I have had a busy few weeks with visits to the historic town of Guthrie, music and art events at the City Center and the windy trip to Mount Scott and the Wichita Mountains Wildlife Refuge. My husband and I are doing day trips to find places where we might like to camp when Oklahoma’s red and orange landscape is altered by Spring’s green grass and the return of leaves to the trees.
In Winter, the bare trees of central Oklahoma stand like old men, some bent over, some split, some appearing to have legs. Others carry the heaviness of drought with the densest of wood. Standing straight with a crown of tiny twisted twigs that trap little shapes of light between them until they become so dense as to look like they are woven into a basket.
The clusters of trees at the Wildlife Reserve north of Lawton, Oklahoma have the nickname of ‘iron woods’. The wood is dense and hard from the harshness of the semi-arid climate, their bases black with the evidence of grass fires. On first inspection they are quiet, listening to you, to determine if you are worthy of their ancient secrets. Their presence is somewhat ominous and images of Tolkein’s “Ents” invade my imagination. I could imagine them shifting slowly when I am not looking only to become still when I turn toward them. Their dance as if moving to a music so slow that it takes a hundred years. Many of these trees are no more than 25 feet tall, but some are over 400 years old. Oaks and cedars… These trees are sacred to both the Native peoples and to the ancient Celtic peoples. The Oak is the King of trees.
Dust storms were moving through the area the day we visited, creating a monochromatic palette of ochres both on the grasslands and up on the mountain. Free roaming buffalo sat quietly on the plains waiting for the abrasive winds to abate. The mountains are an ancient range, the only one to run east/west in North America.
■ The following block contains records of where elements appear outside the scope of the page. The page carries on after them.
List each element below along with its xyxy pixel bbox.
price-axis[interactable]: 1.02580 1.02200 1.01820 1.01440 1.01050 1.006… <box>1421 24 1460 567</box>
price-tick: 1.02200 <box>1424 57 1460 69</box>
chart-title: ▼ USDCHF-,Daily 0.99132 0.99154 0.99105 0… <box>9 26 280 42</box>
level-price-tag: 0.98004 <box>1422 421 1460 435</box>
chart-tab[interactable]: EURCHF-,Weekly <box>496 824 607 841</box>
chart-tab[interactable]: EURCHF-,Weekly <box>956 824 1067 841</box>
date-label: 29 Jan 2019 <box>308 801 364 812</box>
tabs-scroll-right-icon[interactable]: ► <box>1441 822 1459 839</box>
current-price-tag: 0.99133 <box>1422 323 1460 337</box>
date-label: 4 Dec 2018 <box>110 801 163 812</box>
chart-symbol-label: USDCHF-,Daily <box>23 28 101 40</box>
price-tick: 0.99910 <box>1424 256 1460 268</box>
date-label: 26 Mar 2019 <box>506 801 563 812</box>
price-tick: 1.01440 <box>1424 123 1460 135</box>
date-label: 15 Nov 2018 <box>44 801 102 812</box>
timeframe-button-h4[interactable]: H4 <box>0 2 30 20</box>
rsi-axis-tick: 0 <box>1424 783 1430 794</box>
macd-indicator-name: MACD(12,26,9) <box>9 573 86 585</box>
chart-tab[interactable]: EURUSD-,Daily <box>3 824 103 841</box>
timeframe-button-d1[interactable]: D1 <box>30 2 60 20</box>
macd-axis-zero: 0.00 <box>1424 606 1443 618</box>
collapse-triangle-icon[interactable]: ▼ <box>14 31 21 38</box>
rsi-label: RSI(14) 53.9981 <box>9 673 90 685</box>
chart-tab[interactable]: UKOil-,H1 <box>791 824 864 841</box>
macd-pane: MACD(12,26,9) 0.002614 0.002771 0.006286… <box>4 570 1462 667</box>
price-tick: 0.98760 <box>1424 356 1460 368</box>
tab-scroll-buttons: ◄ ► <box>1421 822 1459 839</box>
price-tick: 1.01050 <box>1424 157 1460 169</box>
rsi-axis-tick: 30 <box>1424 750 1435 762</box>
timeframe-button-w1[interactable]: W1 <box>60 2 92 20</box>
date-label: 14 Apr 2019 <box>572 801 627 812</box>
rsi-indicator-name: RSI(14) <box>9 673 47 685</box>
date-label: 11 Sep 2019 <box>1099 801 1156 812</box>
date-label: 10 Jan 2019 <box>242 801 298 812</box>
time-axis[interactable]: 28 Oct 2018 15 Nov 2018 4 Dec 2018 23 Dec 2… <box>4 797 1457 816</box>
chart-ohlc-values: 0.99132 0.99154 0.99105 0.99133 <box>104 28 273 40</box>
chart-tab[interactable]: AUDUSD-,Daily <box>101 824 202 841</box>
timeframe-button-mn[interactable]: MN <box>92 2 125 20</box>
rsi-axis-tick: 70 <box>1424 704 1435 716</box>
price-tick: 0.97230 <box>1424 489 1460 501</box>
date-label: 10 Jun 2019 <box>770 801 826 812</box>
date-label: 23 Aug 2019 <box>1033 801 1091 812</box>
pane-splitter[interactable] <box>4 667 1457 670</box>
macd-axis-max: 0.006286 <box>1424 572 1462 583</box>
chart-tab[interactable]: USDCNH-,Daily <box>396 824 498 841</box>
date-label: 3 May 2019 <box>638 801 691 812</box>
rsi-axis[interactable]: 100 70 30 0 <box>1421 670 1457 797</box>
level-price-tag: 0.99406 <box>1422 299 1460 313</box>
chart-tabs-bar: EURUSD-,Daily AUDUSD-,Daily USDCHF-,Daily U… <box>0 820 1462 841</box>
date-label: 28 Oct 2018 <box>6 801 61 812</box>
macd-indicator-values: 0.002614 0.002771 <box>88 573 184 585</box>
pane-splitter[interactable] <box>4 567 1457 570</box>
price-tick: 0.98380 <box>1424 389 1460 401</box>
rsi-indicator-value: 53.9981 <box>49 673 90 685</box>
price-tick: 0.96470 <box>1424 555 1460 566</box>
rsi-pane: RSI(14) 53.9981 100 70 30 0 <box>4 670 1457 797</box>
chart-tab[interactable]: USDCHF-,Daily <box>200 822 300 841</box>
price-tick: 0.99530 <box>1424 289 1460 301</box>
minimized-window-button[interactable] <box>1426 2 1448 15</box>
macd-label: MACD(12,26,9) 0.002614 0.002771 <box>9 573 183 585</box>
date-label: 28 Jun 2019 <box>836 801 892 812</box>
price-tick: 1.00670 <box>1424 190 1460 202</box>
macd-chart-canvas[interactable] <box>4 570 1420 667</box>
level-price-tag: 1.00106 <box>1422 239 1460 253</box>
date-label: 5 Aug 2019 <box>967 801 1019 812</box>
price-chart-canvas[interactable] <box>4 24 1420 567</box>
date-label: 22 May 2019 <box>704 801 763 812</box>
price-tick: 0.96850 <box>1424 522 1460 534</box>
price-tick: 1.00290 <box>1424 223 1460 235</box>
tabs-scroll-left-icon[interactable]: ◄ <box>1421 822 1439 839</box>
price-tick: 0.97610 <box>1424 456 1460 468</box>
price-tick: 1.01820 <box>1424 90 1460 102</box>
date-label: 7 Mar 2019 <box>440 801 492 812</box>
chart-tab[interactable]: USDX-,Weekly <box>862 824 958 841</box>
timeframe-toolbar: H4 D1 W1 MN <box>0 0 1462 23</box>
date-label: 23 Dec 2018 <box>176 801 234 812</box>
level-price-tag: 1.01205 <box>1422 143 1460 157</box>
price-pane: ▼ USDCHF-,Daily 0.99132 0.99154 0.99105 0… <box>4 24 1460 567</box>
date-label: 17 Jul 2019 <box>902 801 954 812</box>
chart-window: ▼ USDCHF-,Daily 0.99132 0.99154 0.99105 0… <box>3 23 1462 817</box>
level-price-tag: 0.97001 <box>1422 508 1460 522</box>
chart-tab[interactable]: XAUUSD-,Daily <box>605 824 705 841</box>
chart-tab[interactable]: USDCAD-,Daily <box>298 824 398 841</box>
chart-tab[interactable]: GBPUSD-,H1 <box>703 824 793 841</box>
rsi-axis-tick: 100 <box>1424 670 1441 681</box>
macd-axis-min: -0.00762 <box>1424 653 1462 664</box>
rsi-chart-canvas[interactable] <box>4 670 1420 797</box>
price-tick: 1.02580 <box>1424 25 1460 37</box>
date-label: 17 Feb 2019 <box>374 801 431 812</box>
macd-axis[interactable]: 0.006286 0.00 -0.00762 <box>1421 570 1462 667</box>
They were once as tall as the Rockies, but now, inclines are made up of impossibly large boulders that appear stacked and piled as if by giants. Cedars and junipers are walls to the gale force winds at the summit of Mount Scott. Their trunks twisted and bent by the fierce winds.
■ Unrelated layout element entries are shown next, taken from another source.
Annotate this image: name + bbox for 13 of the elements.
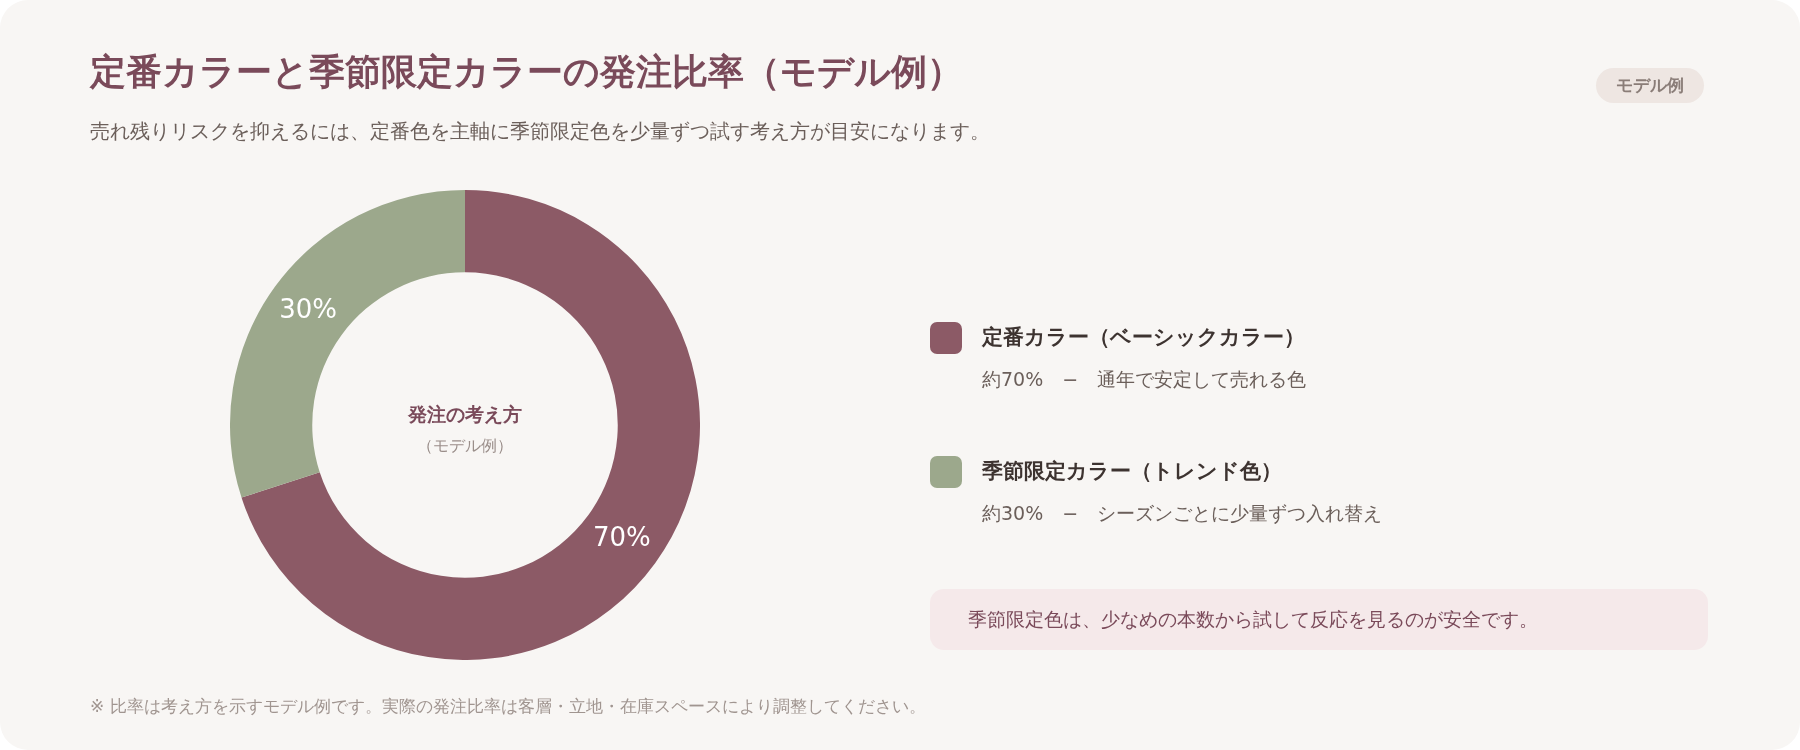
text: ※ 比率は考え方を示すモデル例です。実際の発注比率は客層・立地・在庫スペースにより調整してください。 [90,695,926,718]
data-label: 30% [279,293,338,324]
chart-title: 定番カラーと季節限定カラーの発注比率（モデル例） [90,49,963,94]
legend-label: 季節限定カラー（トレンド色） [982,458,1282,485]
text: 季節限定色は、少なめの本数から試して反応を見るのが安全です。 [967,608,1538,630]
data-label: 70% [592,521,651,552]
text: 発注の考え方 [407,402,523,427]
text: 約30% − シーズンごとに少量ずつ入れ替え [982,501,1383,526]
text: 約70% − 通年で安定して売れる色 [982,367,1307,392]
legend-label: 定番カラー（ベーシックカラー） [982,324,1305,351]
chart-subtitle: 売れ残りリスクを抑えるには、定番色を主軸に季節限定色を少量ずつ試す考え方が目安になります。 [90,118,990,145]
text: モデル例 [1596,68,1704,103]
text: （モデル例） [416,436,514,457]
When the stone opened up to plains, longhorn cattle could be seen foraging in the pale gold grass.







Jennifer Rose
/ February 9, 2012that is such a neat looking tree
very cool seeing the roots like that
i do sort of miss the wide open spaces of alberta, never saw free roaming buffalo (always on a farm, yum good eatin :p) but did see pronghorn running around.
Michelle
/ February 9, 2012Those kinds of trees are everywhere here… They are so interesting!
Arti
/ February 9, 2012Looks like you’ve moved to a wonderful new home, Michelle! These are beautiful, soulful pictures. I’m glad you find your new landscape inspiring. I look forward to more accounts of your experiences in OK. Have you been doing some art work on your new environs?
Michelle
/ February 9, 2012Thanks, Arti! And yes, I am working on some new stuff….
kaslkaos
/ February 10, 2012I love the last photographs. I can see what you mean about how you need to adjust to a new landscape by that, it is powerful, but very different from cottage country Ontario. And speaking of buffalo, they roam (not quite free range) on Hwy17, between Sudbury & the Sault (saw cowboys there too), it was like some strange dimensional shift in time and space. Sorry about the aside…it just popped up.
Michelle
/ February 10, 2012Funny how that happens!
There have been moments when I feel like I have forgotten how to paint. Ideas are fragments and I record them, but then they morph. I’ll get there… LOL!